In short, I hated having to be the Dad.

So, to make up for all that, I decided the best thing to do was throw myself this pity party on my blog and document what I actually have felt and not a bunch of platitudes conveying what I should be feeling. Does that make me weak? Probably. Do I care? Not so much.

Now before anyone reaches out to me based on what I have I written, let me just say: Please Don’t. In this situation, I will truly be fine with letting the thought count.

In the end, I am a guy and in many ways I have already retreated into my natural male tendencies of suppressing my feelings and focusing on the logistical and mundane as a coping mechanism. I’m fine with that.

Also, the only thing worse than not being able to talk about my feelings of sadness over my son leaving would probably be talking about them. It sucked! I miss him like crazy already. What more is there to say?

Finally, I know the platitudes are correct. I’m glad he’s where he is. I am so grateful for the experiences I know he’s going to have. I can’t wait to meet the man who is going to come home. It will be wonderful. And the family that died on June 6, 2020 will be reborn, like a Phoenix, into something greater and more wonderful.

But in the short term, when I am alone and I allow myself to dwell on what is missing in our home, I can’t help but fight back tears. I know what is happening is a good thing, but I was under the incorrect impression that all the painful growth of a mission was supposed to happen to the missionary, not the family. I didn’t sign up for that.

So I guess in the end, I’m telling everyone to ignore everything I have written in this post. These words are the just the irrational ramblings of a crazy man who is struggling to process what has happened to him in a world where men are expected to do that kind of thing on their own. I both hate that and completely understand it all at the same time.

To finish, I guess what makes this whole process most difficult is that I know what he’s going to face. I know how hard it’s going to be. Nobody else in my little family understands it, but I do. And there are going to be things that happen during the next two years to my son that I wouldn’t wish on an enemy, and there is nothing I can do about it. That, more than anything, hurts so very bad. I know it will be for his good, but my natural instinct is to protect him from things like that, and I can’t. I mean, I could…but I can’t. And I’m having trouble dealing with that. I know there will be wonderful things that happen as well and for those life-changing events I am so excited for him. But as he goes to bed tonight in a place that is foreign to him and he is finally left to himself to deal with his thoughts and feelings, I have an inkling of how he feels. Like I said, I did it myself 28 years ago this month. It’s a very lonely place. And it doesn’t matter how much you know the Lord is with you or that you are where He wants you to be, it’s not home. And that’s when the reality begins to sink in that the life you left behind isn’t going to be there when you return.

He’ll be fine.

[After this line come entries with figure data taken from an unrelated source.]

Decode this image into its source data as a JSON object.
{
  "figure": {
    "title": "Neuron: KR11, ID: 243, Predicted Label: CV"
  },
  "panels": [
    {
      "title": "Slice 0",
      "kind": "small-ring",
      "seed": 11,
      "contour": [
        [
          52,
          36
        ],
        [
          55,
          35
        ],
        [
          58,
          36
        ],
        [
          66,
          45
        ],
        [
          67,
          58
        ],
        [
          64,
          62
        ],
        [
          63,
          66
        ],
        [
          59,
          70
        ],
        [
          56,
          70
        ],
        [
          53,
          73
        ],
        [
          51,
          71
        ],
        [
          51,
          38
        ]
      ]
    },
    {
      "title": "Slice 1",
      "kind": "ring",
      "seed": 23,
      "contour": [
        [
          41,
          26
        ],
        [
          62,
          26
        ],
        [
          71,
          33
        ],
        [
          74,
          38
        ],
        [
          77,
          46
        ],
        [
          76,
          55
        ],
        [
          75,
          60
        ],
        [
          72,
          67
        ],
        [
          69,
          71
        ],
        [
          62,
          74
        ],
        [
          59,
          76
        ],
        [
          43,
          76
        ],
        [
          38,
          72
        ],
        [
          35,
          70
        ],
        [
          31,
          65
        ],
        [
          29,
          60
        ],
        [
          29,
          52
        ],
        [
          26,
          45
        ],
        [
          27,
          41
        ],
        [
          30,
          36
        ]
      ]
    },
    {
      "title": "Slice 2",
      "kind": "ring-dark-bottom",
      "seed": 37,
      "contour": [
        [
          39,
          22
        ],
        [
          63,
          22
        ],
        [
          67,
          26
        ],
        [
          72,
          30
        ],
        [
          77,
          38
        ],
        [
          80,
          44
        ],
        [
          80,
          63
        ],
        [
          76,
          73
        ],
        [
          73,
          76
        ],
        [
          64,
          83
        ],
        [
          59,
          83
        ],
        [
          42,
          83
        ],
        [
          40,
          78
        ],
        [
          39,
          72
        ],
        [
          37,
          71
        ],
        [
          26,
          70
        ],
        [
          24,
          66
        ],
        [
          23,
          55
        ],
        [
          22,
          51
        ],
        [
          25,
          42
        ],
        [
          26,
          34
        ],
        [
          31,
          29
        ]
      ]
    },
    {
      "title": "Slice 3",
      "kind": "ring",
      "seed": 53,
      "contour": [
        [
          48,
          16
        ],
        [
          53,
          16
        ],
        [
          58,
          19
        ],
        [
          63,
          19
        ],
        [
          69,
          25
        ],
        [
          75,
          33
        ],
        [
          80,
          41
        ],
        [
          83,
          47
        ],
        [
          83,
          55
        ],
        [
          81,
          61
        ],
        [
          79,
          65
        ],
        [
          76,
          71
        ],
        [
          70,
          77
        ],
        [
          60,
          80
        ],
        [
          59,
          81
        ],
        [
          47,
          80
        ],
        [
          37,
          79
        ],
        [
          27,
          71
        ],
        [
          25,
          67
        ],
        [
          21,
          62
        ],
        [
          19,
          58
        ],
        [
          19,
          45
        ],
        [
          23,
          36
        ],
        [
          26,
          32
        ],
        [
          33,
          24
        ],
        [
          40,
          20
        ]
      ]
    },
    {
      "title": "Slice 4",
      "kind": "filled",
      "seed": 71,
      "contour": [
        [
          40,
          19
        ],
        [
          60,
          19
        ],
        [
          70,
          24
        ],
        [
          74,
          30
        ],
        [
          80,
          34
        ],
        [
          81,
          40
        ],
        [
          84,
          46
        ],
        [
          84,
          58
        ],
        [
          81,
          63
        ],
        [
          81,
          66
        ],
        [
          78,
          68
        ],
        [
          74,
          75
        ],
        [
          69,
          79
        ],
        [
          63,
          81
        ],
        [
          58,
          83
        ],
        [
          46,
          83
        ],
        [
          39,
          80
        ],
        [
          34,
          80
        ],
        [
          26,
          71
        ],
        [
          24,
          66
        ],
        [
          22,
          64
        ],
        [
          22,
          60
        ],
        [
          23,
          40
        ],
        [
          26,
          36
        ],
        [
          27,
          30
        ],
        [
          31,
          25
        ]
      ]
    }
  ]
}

He will survive the hard times like literally hundreds of thousands before him have. But I’m a parent. And I can’t help but worry. However, as a male parent (this blog post aside) I will do it quietly or with as much faked bravado as possible. That’s just what we do. But every great once in a while, I find myself wishing there was a manly way to break down.

Until then, though, we’ll go with everything is fine. We’re all good and there is nothing to see here. I am proud of my son and I am praying for him morning, noon and night. And I know for a fact, he will be a fantastic missionary. He better be. Because his mom didn’t give him up for two years to be anything less. And because I’m a dad, that’s the last thing I told him before we watched him walk away through the gateway to adulthood.